Macri wants more of the country’s exports to add value, making Argentina “the supermarket of the world”. Javier Racciatti, head of LDC’s regional operations, says: “Argentina has been adding a lot of value in its oilseeds through production of products such as biodiesel and glycerine. In some crops there is probably more to do in terms of using them to raise livestock for meat exports, as a way of adding value to what is grown here.”
While private businesses continue to invest — LDC opened a port terminal at Bahía Blanca, 600km south of Buenos Aires, in July — farmers lament poor public infrastructure. “We have a totally inadequate old rail and road system,” says Carbap’s Rodes.
Argentina also has to win back markets. Beef sales have tumbled so dramatically the country does not even fulfil its quota for sales to the EU. Overall agricultural exports have fallen 23 per cent since 2011, says Marisa Bircher, secretary for agroindustrial markets, while the number of registered exporters has fallen from 16,000 to 9,500. “We want to diversify markets, diversify the number of our exporting companies and, of course, diversify products,” she says. There are promising signs: Argentine grape producers have won access to the Chinese market, and Argentina can again sell beef to the US after a 15-year ban linked to foot-and-mouth disease. In total, says Bircher, Argentina is talking to 33 countries about improving market access.

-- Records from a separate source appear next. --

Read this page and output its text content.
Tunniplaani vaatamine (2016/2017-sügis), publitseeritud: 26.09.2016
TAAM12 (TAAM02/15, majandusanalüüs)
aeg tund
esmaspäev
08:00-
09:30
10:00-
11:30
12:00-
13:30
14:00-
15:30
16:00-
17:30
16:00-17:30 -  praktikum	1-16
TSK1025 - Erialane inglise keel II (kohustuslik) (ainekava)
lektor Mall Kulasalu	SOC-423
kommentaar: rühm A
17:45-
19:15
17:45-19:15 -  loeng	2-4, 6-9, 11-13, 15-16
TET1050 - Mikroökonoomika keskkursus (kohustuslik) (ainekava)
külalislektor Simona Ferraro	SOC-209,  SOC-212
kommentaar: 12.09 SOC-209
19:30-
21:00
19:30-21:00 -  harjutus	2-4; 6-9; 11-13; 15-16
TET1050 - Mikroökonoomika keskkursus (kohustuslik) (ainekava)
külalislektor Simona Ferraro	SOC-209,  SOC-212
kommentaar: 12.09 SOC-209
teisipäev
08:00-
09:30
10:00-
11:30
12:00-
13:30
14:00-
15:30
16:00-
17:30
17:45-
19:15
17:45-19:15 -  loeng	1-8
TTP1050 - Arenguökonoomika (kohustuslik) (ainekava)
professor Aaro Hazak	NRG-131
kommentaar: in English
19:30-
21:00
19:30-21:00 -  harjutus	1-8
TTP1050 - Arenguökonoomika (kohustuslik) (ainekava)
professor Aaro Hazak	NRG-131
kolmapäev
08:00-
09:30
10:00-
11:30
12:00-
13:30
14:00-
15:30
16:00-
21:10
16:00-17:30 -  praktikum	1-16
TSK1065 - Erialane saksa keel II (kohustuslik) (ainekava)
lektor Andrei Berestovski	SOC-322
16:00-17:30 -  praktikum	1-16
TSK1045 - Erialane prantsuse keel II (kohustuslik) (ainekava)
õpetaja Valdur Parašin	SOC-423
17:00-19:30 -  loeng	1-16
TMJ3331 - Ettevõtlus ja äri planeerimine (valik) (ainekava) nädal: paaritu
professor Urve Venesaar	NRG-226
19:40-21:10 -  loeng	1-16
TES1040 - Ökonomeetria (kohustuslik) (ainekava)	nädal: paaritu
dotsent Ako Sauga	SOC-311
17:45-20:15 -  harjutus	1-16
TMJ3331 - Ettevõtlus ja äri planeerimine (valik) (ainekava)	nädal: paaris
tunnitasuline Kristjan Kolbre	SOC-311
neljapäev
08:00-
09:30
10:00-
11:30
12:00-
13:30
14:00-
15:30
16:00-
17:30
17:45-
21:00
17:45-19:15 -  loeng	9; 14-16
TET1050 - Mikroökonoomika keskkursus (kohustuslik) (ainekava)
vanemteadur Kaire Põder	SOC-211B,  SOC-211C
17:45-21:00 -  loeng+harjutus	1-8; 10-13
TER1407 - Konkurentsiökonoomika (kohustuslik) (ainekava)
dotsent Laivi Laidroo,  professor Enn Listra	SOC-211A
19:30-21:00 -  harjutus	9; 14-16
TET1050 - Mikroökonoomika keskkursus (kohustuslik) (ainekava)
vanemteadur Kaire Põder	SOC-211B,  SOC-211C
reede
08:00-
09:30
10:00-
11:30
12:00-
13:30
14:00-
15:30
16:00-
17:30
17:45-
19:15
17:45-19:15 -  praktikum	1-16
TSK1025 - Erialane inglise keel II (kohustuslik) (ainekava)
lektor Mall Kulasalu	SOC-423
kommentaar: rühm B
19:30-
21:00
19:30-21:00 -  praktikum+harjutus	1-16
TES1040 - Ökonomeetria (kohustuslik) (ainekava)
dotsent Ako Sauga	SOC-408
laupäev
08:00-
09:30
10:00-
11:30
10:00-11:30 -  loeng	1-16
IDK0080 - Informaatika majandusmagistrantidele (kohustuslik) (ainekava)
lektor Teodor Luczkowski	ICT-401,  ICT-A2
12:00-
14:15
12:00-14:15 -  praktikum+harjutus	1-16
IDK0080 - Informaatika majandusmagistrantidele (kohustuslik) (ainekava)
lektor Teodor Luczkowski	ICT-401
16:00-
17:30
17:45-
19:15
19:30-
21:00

While trade talks could be slow, overall confidence in the sector is at least more palpable than in the recent past. LDC’s Martiarena — who is Argentine — says: “You have efficient producers, a government that is pushing agriculture to grow, private companies that are developing the export infrastructure and a world where demand keeps on rising. Everything is coming together in a way that gives very good prospects for Argentina to grow.”